CMHC Pulse Blog

Now with that being said, I want to make sure that we don’t pass the wrong message that obesity is a good thing, because if these individuals didn’t become obese in the first place, it could have likely prevented the development of cardiovascular disease. So, we still need to make all the effort we can to prevent obesity.7 But I think that one important point that has come out of these studies and a paradigm change in how we think about patients compared to 15-20 years ago, is that we should pay greater attention to heart failure patients with a normal BMI and clearly in those underweight, perhaps more than heart failure patients with class I obesity, since the former have a higher all-cause and cardiovascular mortality risk.

I believe that the obesity paradox is a real phenomenon, but we still don’t clearly understand the underlying mechanisms responsible for it, nor do we have data from large multicenter randomized controlled trials looking at targeting obesity in the setting of heart failure or other established cardiovascular disease, so we can’t say this with certainty.

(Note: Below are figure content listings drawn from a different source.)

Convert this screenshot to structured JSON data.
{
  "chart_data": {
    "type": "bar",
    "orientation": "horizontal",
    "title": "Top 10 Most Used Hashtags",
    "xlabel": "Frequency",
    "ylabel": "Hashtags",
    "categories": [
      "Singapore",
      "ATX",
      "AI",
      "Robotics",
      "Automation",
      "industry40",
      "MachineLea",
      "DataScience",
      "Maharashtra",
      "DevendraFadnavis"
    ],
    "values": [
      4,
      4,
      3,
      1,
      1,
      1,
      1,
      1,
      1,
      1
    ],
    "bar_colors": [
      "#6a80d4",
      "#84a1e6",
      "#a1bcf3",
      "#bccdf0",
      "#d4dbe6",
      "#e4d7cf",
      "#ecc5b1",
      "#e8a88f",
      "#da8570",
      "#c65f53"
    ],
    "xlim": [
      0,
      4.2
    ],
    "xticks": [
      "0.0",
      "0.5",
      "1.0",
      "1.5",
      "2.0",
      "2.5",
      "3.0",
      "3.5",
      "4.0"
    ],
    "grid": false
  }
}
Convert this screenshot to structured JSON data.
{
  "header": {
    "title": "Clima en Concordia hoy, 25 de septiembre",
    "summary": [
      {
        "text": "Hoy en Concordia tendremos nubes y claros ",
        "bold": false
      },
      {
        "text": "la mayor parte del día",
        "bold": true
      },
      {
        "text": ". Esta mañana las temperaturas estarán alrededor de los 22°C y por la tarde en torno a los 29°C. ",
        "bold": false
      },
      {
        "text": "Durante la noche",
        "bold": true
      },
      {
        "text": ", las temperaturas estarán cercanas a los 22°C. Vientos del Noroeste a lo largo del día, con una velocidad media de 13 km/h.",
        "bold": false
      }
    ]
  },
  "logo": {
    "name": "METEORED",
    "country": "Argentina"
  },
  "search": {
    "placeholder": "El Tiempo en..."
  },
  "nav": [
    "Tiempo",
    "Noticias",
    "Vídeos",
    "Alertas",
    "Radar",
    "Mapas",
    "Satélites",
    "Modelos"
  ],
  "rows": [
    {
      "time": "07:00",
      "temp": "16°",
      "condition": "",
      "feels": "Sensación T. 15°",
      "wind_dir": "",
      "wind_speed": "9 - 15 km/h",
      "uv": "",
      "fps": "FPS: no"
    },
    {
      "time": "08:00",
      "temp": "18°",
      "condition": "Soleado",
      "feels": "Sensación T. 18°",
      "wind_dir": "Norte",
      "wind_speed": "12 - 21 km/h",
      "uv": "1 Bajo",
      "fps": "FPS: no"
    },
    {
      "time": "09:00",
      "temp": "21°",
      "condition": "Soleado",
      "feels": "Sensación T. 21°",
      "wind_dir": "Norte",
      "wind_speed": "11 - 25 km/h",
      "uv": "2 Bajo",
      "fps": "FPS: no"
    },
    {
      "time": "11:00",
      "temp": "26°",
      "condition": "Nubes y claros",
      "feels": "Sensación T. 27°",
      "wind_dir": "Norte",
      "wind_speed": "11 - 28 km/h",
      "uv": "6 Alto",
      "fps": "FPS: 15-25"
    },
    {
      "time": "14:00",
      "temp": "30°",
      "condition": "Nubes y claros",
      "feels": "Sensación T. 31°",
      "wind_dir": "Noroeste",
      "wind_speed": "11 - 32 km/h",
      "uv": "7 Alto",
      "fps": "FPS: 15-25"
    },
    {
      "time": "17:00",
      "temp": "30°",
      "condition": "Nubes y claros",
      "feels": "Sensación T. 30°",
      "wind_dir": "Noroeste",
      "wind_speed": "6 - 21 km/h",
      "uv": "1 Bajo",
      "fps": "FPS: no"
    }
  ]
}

One hypothesis we have proposed as a group is that patients with obesity in addition to having excess body fat, typically also have excess lean mass, which is a surrogate for skeletal muscle mass.8 And we know that high lean mass is associated with improved prognosis in some cardiovascular conditions, including heart failure. So, it is plausible to think that patients with obesity may do better because they have that excess lean mass. We recently published a review article in Current Problems in Cardiology discussing the role of lean mass and different body composition phenotypes (sarcopenia, sarcopenic obesity and cachexia) in determining cardiorespiratory fitness and overall prognosis in heart failure, where we make a strong distinction between the use of BMI and body composition compartments such as lean mass.9 For example, heart failure patients with excess body fat (i.e., obesity) but a low amount of lean mass (also called sarcopenic obesity) are the ones who actually do worse and have the most impaired cardiorespiratory fitness, even if they have class I obesity, so it is important to make that distinction.